Hongkong: "cisi nosiciele" koronawirusa utrudnią walkę z pandemią

2020-03-24 16:40

Do końca lutego, w Chinach, wykonane testy na obecność koronawirusa dały dodatki wynik u 43 tys. osób, które podczas badania nie miały żadnych objawów zarażenia. To tzw. cisi nosiciele. Zdaniem specjalistów wypowiadających się na łamach dziennika z Hongkongu - „South China Morning Post” (SCMP), to właśnie cisi nosiciele mogą skomplikować światową wojnę z koronawirusem.

Hongkong: cisi nosiciele konronawirusa utrudnią walkę z pandemią
Autor: Getty Images

„Cisi nosiciele” to osoby, u których zakażenie koronawirusem nie daje żadnych objawów. Nazywa się więc ich też nosicielami bezobjawowymi. Rola „cichych nosicieli” w rozprzestrzenianiu się zakażenia koronawirusem nie jest dokładnie rozpoznana, ale pojawiają się informacje wskazujące na to, że koronawirus jest zaraźliwy zanim wywoła objawy choroby COVID-19, czyli gorączkę, suchy kaszel, duszności i ogólne zmęczenie. - Jest już wiele doniesień o przenoszeniu się wirusa na ok. 1-2 dni przed wystąpieniem objawów – potwierdza epidemiolog z Uniwersytetu Hongkongu, Benjamin Cowling.
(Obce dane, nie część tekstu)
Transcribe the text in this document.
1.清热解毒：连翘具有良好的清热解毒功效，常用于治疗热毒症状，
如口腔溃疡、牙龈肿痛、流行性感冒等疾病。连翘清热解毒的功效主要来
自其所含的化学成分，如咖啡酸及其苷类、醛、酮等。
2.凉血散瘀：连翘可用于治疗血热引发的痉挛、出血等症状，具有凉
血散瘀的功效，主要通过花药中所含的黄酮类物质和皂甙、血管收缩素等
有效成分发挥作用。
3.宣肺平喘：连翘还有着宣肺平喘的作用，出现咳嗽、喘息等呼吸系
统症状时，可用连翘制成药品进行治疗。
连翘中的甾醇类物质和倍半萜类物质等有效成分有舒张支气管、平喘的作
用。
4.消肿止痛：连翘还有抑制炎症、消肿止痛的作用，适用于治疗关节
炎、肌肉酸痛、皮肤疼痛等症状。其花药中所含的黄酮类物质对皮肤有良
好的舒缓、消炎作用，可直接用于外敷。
Światowa Organizacja Zdrowia (WHO) uznaje, że osobą zarażoną koronawirusem jest ta, u której wykonany test na obecność patogenu dał wynik dodatni – bez względu na to czy wystąpiły u niej objawy czy nie. Jednak liczba „cichych nosicieli” koronawirusa na świecie nie jest dokładnie znana, bo każdy kraj klasyfikuje zarażonych zgodnie z własnymi zasadami.

Na przykład: w Chinach, USA, Włoszech czy Wielkiej Brytanii, te osoby, które nie mają objawów prawie w ogóle nie są badane. Podobnie w Polsce. U nas, wskazaniem do wykonania testu jest albo wystąpienie objawów COVID-19, albo kontakt bezpośredni z osobą zarażoną koronawirusem, pod warunkiem, że dana osoba ma świadomość, że miała kontakt z osobą zarażoną.

Hongkońska gazeta SCMP spekuluje, że to właśnie przeprowadzenie testów u osób bezobjawowych i zastosowanie u nich wczesnej izolacji może być receptą za zatrzymanie lawinowego przyrostu zakażeń koronawirusem.

Taką decyzję podjęły władze miasteczka Vo niedaleko Padwy. Gdy odnotowano tam pierwszy we Włoszech zgon osoby zakażonej koronawirusem, badaniu poddano blisko 3,4 tysięcy mieszkańców miejscowości bez względu na to, czy mieli objawy czy nie. Dzięki temu udało się tam w krótkim czasie powstrzymać przyrost nowych przypadków infekcji.

W raporcie WHO i Chin z 24 lutego 2020 wspomniano o „cichych nosicielach”, ale uznano jednocześnie, że ich odsetek wydaje się dość rzadki i nie brano ich pod uwagę jako motoru szerzenia się wirusa. Tymczasem, część badaczy sugeruje, że statystyki chińskie nie oddają skali problemu „cichych nosicieli”, że odsetek zakażonych bezobjawowych może być znaczący.